María Emilia cortó y comenzó a llamar a todo el mundo. Los celulares aún eran una rareza. La intranquilizó que nadie le respondiera. Hasta que recibió un llamado de Gracia, una de las hermanas de Juan Pablo. “Me dijo ‘parece que hubo una explosión en el Shooting, me voy a Buenos Aires’. Le dije que iba con ella y salimos juntas para allá. Como no teníamos celulares parábamos en todas las estaciones de servicio para hablar. Antes de que llegáramos a Buenos Aires se lo comunicaron a mi papá y me dijo que Juan Pablo estaba dentro del lugar, pero no me dijo que había fallecido”.
Cuando llegó a Buenos Aires se enteró de todo. El mundo parecía que se derrumbaba. Lo quería ver una vez más, pero no pudo. “Me llevaron a la oficina del Chacho. El cuerpo estaba en la morgue. Lo reconoció Coti Nosiglia. Fue él quien no me dejó que lo viera. ‘No te voy a permitir que lo veas así’, me dijo. Pero yo hubiera querido verlo de todos modos. Después lo trajimos a Victoria, todos se ocuparon de esos trámites”.

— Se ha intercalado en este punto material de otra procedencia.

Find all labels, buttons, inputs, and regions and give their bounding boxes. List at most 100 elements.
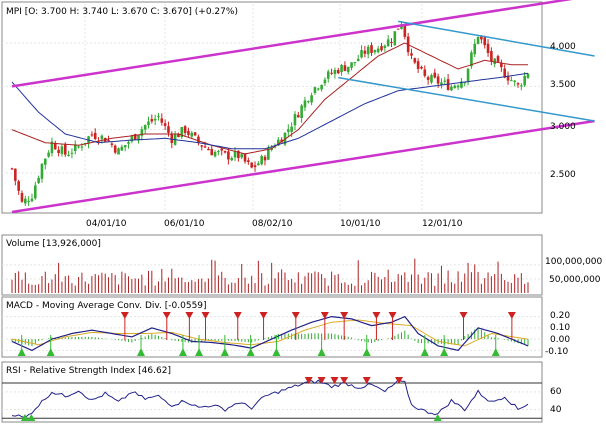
candle-body — [217, 151, 220, 153]
candle-body — [120, 146, 124, 151]
macd-sell-signal-marker — [185, 312, 194, 319]
macd-signal-line — [11, 319, 529, 347]
macd-sell-signal-marker — [320, 312, 329, 319]
candle-body — [153, 118, 157, 121]
candle-body — [240, 154, 244, 158]
rsi-ytick-label: 60 — [550, 387, 562, 397]
candle-body — [356, 58, 360, 61]
candle-body — [263, 156, 267, 161]
candle-body — [490, 51, 493, 62]
candle-body — [10, 168, 14, 170]
candle-body — [296, 115, 300, 118]
channel-upper-line — [11, 0, 573, 88]
macd-buy-signal-marker — [178, 348, 187, 356]
macd-buy-signal-marker — [46, 348, 55, 356]
macd-sell-signal-marker — [291, 312, 300, 319]
candle-body — [63, 144, 67, 155]
candle-body — [277, 139, 280, 146]
price-xtick-label: 08/02/10 — [252, 219, 293, 229]
price-panel — [1, 1, 543, 214]
candle-body — [53, 143, 57, 150]
candle-body — [50, 141, 54, 154]
candle-body — [157, 116, 160, 118]
candle-body — [17, 181, 20, 191]
downtrend-upper-line — [398, 20, 595, 57]
price-xtick-label: 04/01/10 — [86, 219, 127, 229]
volume-ytick-label: 100,000,000 — [545, 257, 603, 267]
candle-body — [197, 136, 200, 143]
candle-body — [243, 153, 247, 162]
macd-buy-signal-marker — [491, 348, 500, 356]
candle-body — [353, 62, 357, 64]
rsi-line — [11, 379, 529, 419]
macd-buy-signal-marker — [440, 348, 449, 356]
candle-body — [133, 134, 137, 140]
moving-average-fast — [11, 42, 528, 155]
rsi-buy-signal-marker — [20, 414, 29, 421]
candle-body — [363, 50, 367, 54]
candle-body — [37, 177, 40, 183]
rsi-sell-signal-marker — [330, 377, 339, 384]
volume-panel-label: Volume [13,926,000] — [6, 239, 101, 249]
candle-body — [34, 185, 37, 199]
candle-body — [70, 152, 74, 154]
macd-buy-signal-marker — [17, 348, 26, 356]
price-xtick-label: 10/01/10 — [340, 219, 381, 229]
candle-body — [190, 132, 194, 137]
candle-body — [320, 84, 323, 90]
macd-sell-signal-marker — [459, 312, 468, 319]
macd-buy-signal-marker — [137, 348, 145, 356]
candle-body — [480, 36, 483, 40]
candle-body — [390, 41, 393, 43]
candle-body — [210, 148, 214, 156]
candle-body — [300, 105, 303, 119]
macd-ytick-label: 0.00 — [550, 335, 570, 345]
candle-body — [187, 130, 190, 135]
candle-body — [267, 148, 270, 160]
candle-body — [180, 127, 184, 138]
macd-ytick-label: -0.10 — [545, 347, 569, 357]
candle-body — [360, 50, 363, 58]
candle-body — [130, 136, 134, 142]
macd-buy-signal-marker — [420, 348, 429, 356]
macd-buy-signal-marker — [220, 348, 229, 356]
macd-ytick-label: 0.20 — [550, 311, 570, 321]
macd-panel — [1, 296, 543, 358]
candle-body — [67, 154, 70, 156]
candle-body — [20, 193, 24, 202]
chart-overlays — [11, 0, 595, 421]
candle-body — [220, 148, 224, 151]
candle-body — [380, 46, 383, 51]
candle-body — [420, 66, 423, 69]
rsi-sell-signal-marker — [395, 377, 403, 384]
candle-body — [386, 39, 390, 47]
candle-body — [293, 114, 297, 126]
candle-body — [107, 140, 110, 142]
candle-body — [486, 43, 490, 54]
macd-buy-signal-marker — [272, 348, 281, 356]
candle-body — [177, 134, 180, 138]
rsi-panel-label: RSI - Relative Strength Index [46.62] — [6, 366, 171, 376]
macd-buy-signal-marker — [362, 348, 371, 356]
candle-body — [383, 45, 387, 48]
candle-body — [520, 85, 523, 87]
candle-body — [476, 36, 480, 44]
macd-sell-signal-marker — [162, 312, 171, 319]
candle-body — [24, 198, 27, 204]
candle-body — [160, 118, 164, 123]
candle-body — [326, 71, 330, 79]
rsi-sell-signal-marker — [340, 377, 349, 384]
candle-body — [436, 76, 440, 84]
candle-body — [47, 152, 50, 157]
macd-sell-signal-marker — [233, 312, 242, 319]
price-ytick-label: 3.000 — [550, 122, 576, 132]
candle-body — [253, 165, 257, 168]
candle-body — [456, 85, 460, 88]
candle-body — [523, 75, 526, 86]
volume-ytick-label: 50,000,000 — [549, 275, 601, 285]
candle-body — [170, 133, 174, 143]
candle-body — [460, 81, 463, 88]
candle-body — [503, 68, 506, 78]
candle-body — [77, 146, 80, 148]
candle-body — [100, 135, 104, 140]
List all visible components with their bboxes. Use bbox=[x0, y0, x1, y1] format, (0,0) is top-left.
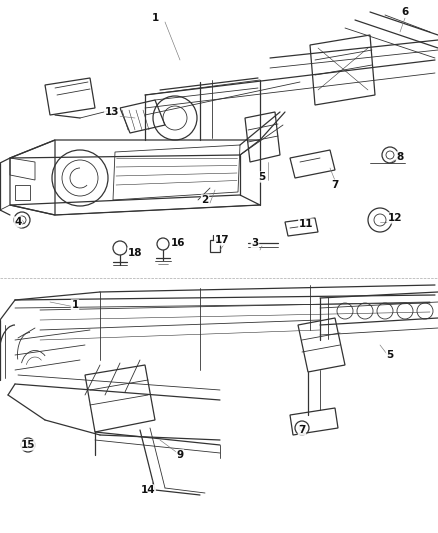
Text: 14: 14 bbox=[141, 485, 155, 495]
Text: 4: 4 bbox=[14, 217, 22, 227]
Text: 1: 1 bbox=[71, 300, 79, 310]
Text: 2: 2 bbox=[201, 195, 208, 205]
Text: 5: 5 bbox=[258, 172, 265, 182]
Text: 8: 8 bbox=[396, 152, 404, 162]
Text: 11: 11 bbox=[299, 219, 313, 229]
Text: 12: 12 bbox=[388, 213, 402, 223]
Text: 6: 6 bbox=[401, 7, 409, 17]
Text: 5: 5 bbox=[386, 350, 394, 360]
Text: 3: 3 bbox=[251, 238, 258, 248]
Text: 17: 17 bbox=[215, 235, 230, 245]
Text: 18: 18 bbox=[128, 248, 142, 258]
Text: 7: 7 bbox=[298, 425, 306, 435]
Text: 15: 15 bbox=[21, 440, 35, 450]
Text: 16: 16 bbox=[171, 238, 185, 248]
Text: 7: 7 bbox=[331, 180, 339, 190]
Text: 1: 1 bbox=[152, 13, 159, 23]
Text: 9: 9 bbox=[177, 450, 184, 460]
Text: 13: 13 bbox=[105, 107, 119, 117]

Pasaron tres décadas. María Emilia se volvió a casar. Vivió en San Luis durante 14 años. Tuvo tres hijos más. Enviudó otra vez. Y regresó a su pago, a Victoria, donde continúa con su consultorio de fonoaudiología. Pero el recuerdo permanece: “La verdad es que me habría encantado que hubiera salido a comprar cigarrillos. Porque él siempre quiso que su primer hijo fuera un varón, y así fue, pero no pudo disfrutarlo. Y Joaquín, que tenía un año y medio cuando ésto pasó, tampoco a él. Tiene fotos, lo que yo le cuento del padre y lo que los amigos del papá le cuentan. Acá en Victoria es ‘el hijo del Sapo Jaroslavsky’”.
María Emilia nunca habló públicamente del tema. Es la primera vez que puede expresar lo que sintió en un medio. “Lo de Juan Pablo fue totalmente inesperado. Para mí fue devastador. Con Joaquín nos quedamos un tiempo viviendo en Buenos Aires, con mis suegros. Al no poder ver el cuerpo me costó cerrar el duelo. Un día caminando en Buenos Aires agarré del hombro a un tipo pensando que era Juan Pablo. Cuando nos vinimos al campo siempre estaba esperando que apareciera con la camioneta… La terapia ayudó después. Lo que hice fue mantener las cosas de Juan Pablo tal cual las había dejado, para que Joaquín las viera. Porque él quería tener a su hijo, estaba feliz de la vida”.
Ella nunca insistió en la causa judicial. “Escuché varias versiones, pero no indagué, no investigué. Me quedé en Victoria criando a Joaquín, y años después me volví a casar y me fui a vivir a San Luis”. Su hijo es periodista deportivo, y regresó al país después de la pandemia, luego de vivir cinco años en Barcelona, donde estudio el curso de director técnico de fútbol. “Le dije a Joaquín que si él un día quiere investigar, que lo haga”, concluye.
El del Shooting Baires fue otro eslabón de las tragedias argentinas que se pudieron evitar. Un camino de dolor pavimentado con las muertes de Cromañón, del boliche Kheyvis o del tren de Once, entre tantas otras. Endurecido en la fragua de la desidia y la corrupción.